All in all, I guess my real interest laid in the high quality cut they were able to produce on such a large piece, and in such a gummy material. When I haul these large tires, I have to hang flags on the widest parts of the load. I attach them by drilling a 1/8" hole in the tire tread and then use a screw eye in the rubber to affix the flag. When I drill the holes, the rubber that comes out is gummy as can be, more like one would expect from uncured rubber. I assume rubber must continue to cure naturally to some extent as it ages. When I haul used tires like these, the rubber seems to be much harder and drills more like a person would expect, not nearly so gummy.



Walt said:


> I want to see one of the heavy forges. Alcoa's is still in operation I believe.
> 
> http://en.wikipedia.org/wiki/File:Mesta_press_east_side.jpg
> 
> ...



No problem, Walt. I love the old heavy stuff too, and am always interested in seeing what's out there and how it is used. Those huge presses just seem to defy all imagination!


----------



## DAN_IN_MN (Dec 14, 2013)

Terry

Any chance you can take a pic or three of the tires on your truck?


----------



## Terrywerm (Dec 15, 2013)

No problem, I'm a step ahead of you, Dan. Most of the time when I haul tires this big, I get them from the mines in northern Minnesota, Wisconsin, and the UP of Michigan. Naturally, when they come out of the mines they are worn out, so they are only 12 to 12 1/2 feet in diameter. So, hauling these biggies with their full tread, I just had to get pics. They may not be the best, but here they are anyway.

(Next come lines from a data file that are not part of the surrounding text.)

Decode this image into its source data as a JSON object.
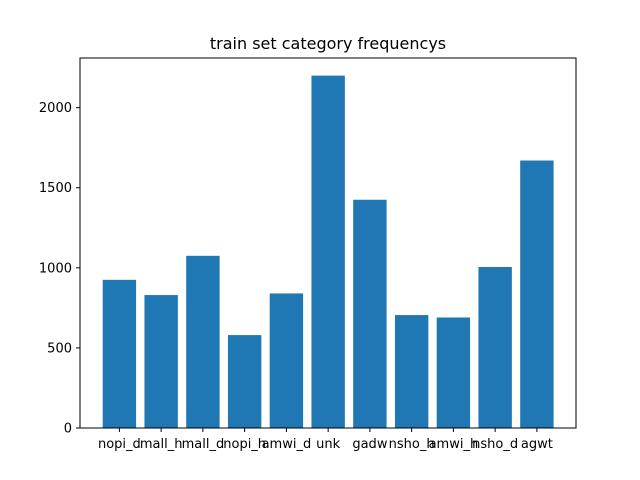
{
  "chart_data": {
    "type": "bar",
    "title": "train set category frequencys",
    "xlabel": "",
    "ylabel": "",
    "categories": [
      "nopi_d",
      "mall_h",
      "mall_d",
      "nopi_h",
      "amwi_d",
      "unk",
      "gadw",
      "nsho_h",
      "amwi_h",
      "nsho_d",
      "agwt"
    ],
    "values": [
      925,
      830,
      1075,
      580,
      840,
      2200,
      1425,
      705,
      690,
      1005,
      1670
    ],
    "ylim": [
      0,
      2310
    ],
    "yticks": [
      0,
      500,
      1000,
      1500,
      2000
    ],
    "ytick_labels": [
      "0",
      "500",
      "1000",
      "1500",
      "2000"
    ],
    "bar_color": "#1f77b4",
    "grid": false,
    "legend": "none"
  }
}
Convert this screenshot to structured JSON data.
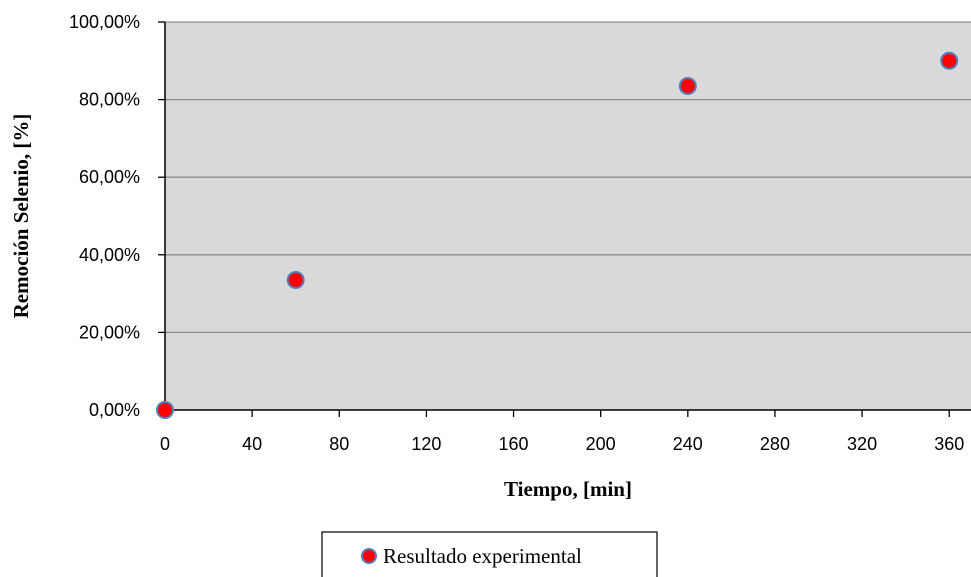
{
  "chart_data": {
    "type": "scatter",
    "title": "",
    "xlabel": "Tiempo, [min]",
    "ylabel": "Remoción  Selenio, [%]",
    "xlim": [
      0,
      370
    ],
    "ylim": [
      0,
      1
    ],
    "x_ticks": [
      "0",
      "40",
      "80",
      "120",
      "160",
      "200",
      "240",
      "280",
      "320",
      "360"
    ],
    "y_ticks": [
      "0,00%",
      "20,00%",
      "40,00%",
      "60,00%",
      "80,00%",
      "100,00%"
    ],
    "grid": true,
    "legend_position": "bottom",
    "series": [
      {
        "name": "Resultado experimental",
        "x": [
          0,
          60,
          240,
          360
        ],
        "y": [
          0.0,
          0.335,
          0.835,
          0.9
        ]
      }
    ],
    "colors": {
      "plot_background": "#d9d9d9",
      "gridline": "#8c8c8c",
      "marker_fill": "#ff0000",
      "marker_stroke": "#4f81bd",
      "axis": "#000000"
    }
  }
}
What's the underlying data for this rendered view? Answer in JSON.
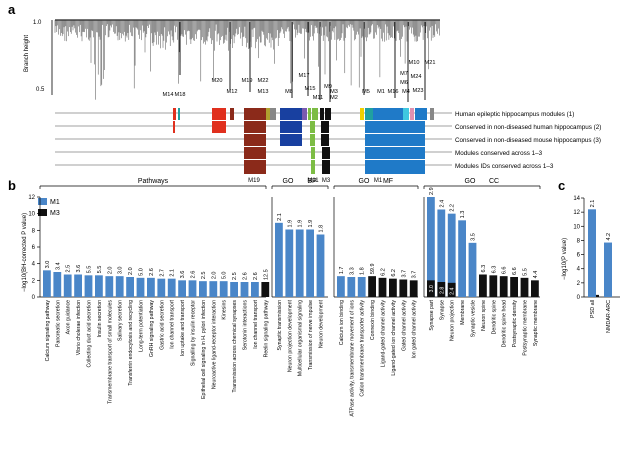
{
  "panel_labels": {
    "a": "a",
    "b": "b",
    "c": "c"
  },
  "chart_data": [
    {
      "type": "dendrogram",
      "panel": "a",
      "ylabel": "Branch height",
      "yticks": [
        "1.0",
        "0.5"
      ],
      "ylim": [
        0.4,
        1.0
      ],
      "top_modules": [
        "M14",
        "M18",
        "M20",
        "M12",
        "M19",
        "M22",
        "M13",
        "M8",
        "M17",
        "M15",
        "M11",
        "M9",
        "M2",
        "M3",
        "M5",
        "M1",
        "M16",
        "M4",
        "M6",
        "M7",
        "M10",
        "M24",
        "M23",
        "M21"
      ],
      "track_labels": [
        "Human epileptic hippocampus modules (1)",
        "Conserved in non-diseased human hippocampus (2)",
        "Conserved in non-diseased mouse hippocampus (3)",
        "Modules conserved across 1–3",
        "Modules IDs conserved across 1–3"
      ],
      "bottom_modules": [
        "M19",
        "M11",
        "M3",
        "M1"
      ],
      "colors": {
        "blue": "#1f7ac8",
        "green": "#7cbc44",
        "red": "#e0301e",
        "brown": "#8b2a1a",
        "black": "#111111",
        "olive": "#b0a030",
        "yellow": "#f0d000",
        "orange": "#f08020",
        "purple": "#7a5ab0",
        "teal": "#20a0a0",
        "cyan": "#40c8e0",
        "pink": "#e090b0",
        "gray": "#888888",
        "navy": "#1840a0"
      }
    },
    {
      "type": "bar",
      "panel": "b",
      "ylabel": "−log10(BH-corrected P value)",
      "ylim": [
        0,
        12
      ],
      "yticks": [
        0,
        2,
        4,
        6,
        8,
        10,
        12
      ],
      "legend": [
        {
          "name": "M1",
          "color": "#4a86c8"
        },
        {
          "name": "M3",
          "color": "#111111"
        }
      ],
      "groups": [
        {
          "title": "Pathways",
          "subtitles": [],
          "categories": [
            "Calcium signaling pathway",
            "Pancreatic secretion",
            "Axon guidance",
            "Vibrio cholerae infection",
            "Collecting duct acid secretion",
            "Insulin secretion",
            "Transmembrane transport of small molecules",
            "Salivary secretion",
            "Transferrin endocytosis and recycling",
            "Long-term potentiation",
            "GnRH signaling pathway",
            "Gastric acid secretion",
            "Ion channel transport",
            "Ion uptake and transport",
            "Signalling by insulin receptor",
            "Epithelial cell signaling in H. pylori infection",
            "Neuroactive ligand-receptor interaction",
            "Kinesins",
            "Transmission across chemical synapses",
            "Serotonin interactions",
            "Ion channel transport",
            "Reelin signaling pathway"
          ],
          "series": [
            {
              "name": "M1",
              "values": [
                3.2,
                3.0,
                2.7,
                2.7,
                2.6,
                2.6,
                2.5,
                2.5,
                2.4,
                2.3,
                2.3,
                2.2,
                2.2,
                2.0,
                2.0,
                1.9,
                1.9,
                1.9,
                1.8,
                1.8,
                1.8,
                0
              ]
            },
            {
              "name": "M3",
              "values": [
                0,
                0,
                0,
                0,
                0,
                0,
                0,
                0,
                0,
                0,
                0,
                0,
                0,
                0,
                0,
                0,
                0,
                0,
                0,
                0,
                0,
                1.8
              ]
            }
          ],
          "labels": [
            "3.0",
            "3.4",
            "2.5",
            "3.6",
            "5.5",
            "5.5",
            "2.0",
            "3.0",
            "2.0",
            "5.0",
            "2.6",
            "2.7",
            "2.1",
            "3.6",
            "2.6",
            "2.5",
            "2.0",
            "5.0",
            "2.5",
            "2.6",
            "2.6",
            "12.5"
          ]
        },
        {
          "title": "GO",
          "subtitles": [
            "BP"
          ],
          "categories": [
            "Synaptic transmission",
            "Neuron projection development",
            "Multicellular organismal signaling",
            "Transmission of nerve impulse",
            "Neuron development"
          ],
          "series": [
            {
              "name": "M1",
              "values": [
                8.9,
                8.1,
                8.1,
                8.1,
                7.5
              ]
            },
            {
              "name": "M3",
              "values": [
                0,
                0,
                0,
                0,
                0
              ]
            }
          ],
          "labels": [
            "2.1",
            "1.9",
            "1.9",
            "1.9",
            "1.8"
          ]
        },
        {
          "title": "GO",
          "subtitles": [
            "MF"
          ],
          "categories": [
            "Calcium ion binding",
            "ATPase activity, transmembrane movement of ions",
            "Cation transmembrane transporter activity",
            "Connexin binding",
            "Ligand-gated channel activity",
            "Ligand-gated ion channel activity",
            "Gated channel activity",
            "Ion gated channel activity"
          ],
          "series": [
            {
              "name": "M1",
              "values": [
                2.5,
                2.4,
                2.4,
                0,
                0,
                0,
                0,
                0
              ]
            },
            {
              "name": "M3",
              "values": [
                0,
                0,
                0,
                2.5,
                2.3,
                2.2,
                2.1,
                2.0
              ]
            }
          ],
          "labels": [
            "1.7",
            "3.3",
            "1.8",
            "59.9",
            "6.2",
            "6.2",
            "3.7",
            "3.7"
          ]
        },
        {
          "title": "GO",
          "subtitles": [
            "CC"
          ],
          "categories": [
            "Synapse part",
            "Synapse",
            "Neuron projection",
            "Membrane",
            "Synaptic vesicle",
            "Neuron spine",
            "Dendritic spine",
            "Dendritic spine head",
            "Postsynaptic density",
            "Postsynaptic membrane",
            "Synaptic membrane"
          ],
          "series": [
            {
              "name": "M1",
              "values": [
                12.0,
                10.5,
                10.0,
                9.2,
                6.5,
                0,
                0,
                0,
                0,
                0,
                0
              ]
            },
            {
              "name": "M3",
              "values": [
                2.0,
                1.8,
                1.7,
                0,
                0,
                2.7,
                2.6,
                2.5,
                2.4,
                2.3,
                2.0
              ]
            }
          ],
          "labels": [
            "2.9",
            "2.4",
            "2.2",
            "1.3",
            "3.5",
            "6.3",
            "6.3",
            "6.6",
            "6.6",
            "5.5",
            "4.4"
          ],
          "inner_labels": [
            "3.0",
            "2.8",
            "2.4"
          ]
        }
      ]
    },
    {
      "type": "bar",
      "panel": "c",
      "ylabel": "−log10(P value)",
      "ylim": [
        0,
        14
      ],
      "yticks": [
        0,
        2,
        4,
        6,
        8,
        10,
        12,
        14
      ],
      "categories": [
        "PSD all",
        "NMDAR-ARC"
      ],
      "series": [
        {
          "name": "M1",
          "values": [
            12.4,
            7.7
          ]
        },
        {
          "name": "M3",
          "values": [
            0.3,
            0
          ]
        }
      ],
      "labels": [
        "2.1",
        "4.2"
      ]
    }
  ]
}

The first load, ready to go. Not all of the tires they test are the very largest, so I end up with a mix of sizes on each load. This load has a couple of smaller ones up on the neck (3K and 6K), with larger ones on the rear. The middle bottom, and the very  rear ones are some of the bigger ones, weighing 15,000 lbs each. The one on the middle top was a radial tire that was a warranty adjustment and return, it only weighs about 8K.




Ready to rock and roll....




Rear view taken at the weigh station in Moline, IL




It was good and cold when I unloaded this particular morning. It had been in the 40's and raining in Illinois when I loaded this one, but was -7 in Minnesota when I unloaded. LOTS of fun getting those frozen straps off of the load!!




Here is how I get them off the truck, and how we get them cut into pieces small enough to go through the shredder. That tire is heavy enough that if I stretch the shear out too far (away from the cab) the whole excavator will tip forward on the end of the tracks. Yup, it's heavy! Oh, that shear is big enough that it can take a 18" standard I beam and cut it in one bite. That tire will be sheared into 32 pieces before it goes through the shredder.




Here is the loader that they fit on. 994 Cat loader on the left.  There is a D8R dozer over on the right along with a small industrial crane for size comparison. Not the best photo, but it's the only good size comparison photo I've got. There is also a service truck in the middle of the photo.




Now, where do you think that a guy hauling the world's largest tires stops for dinner??


----------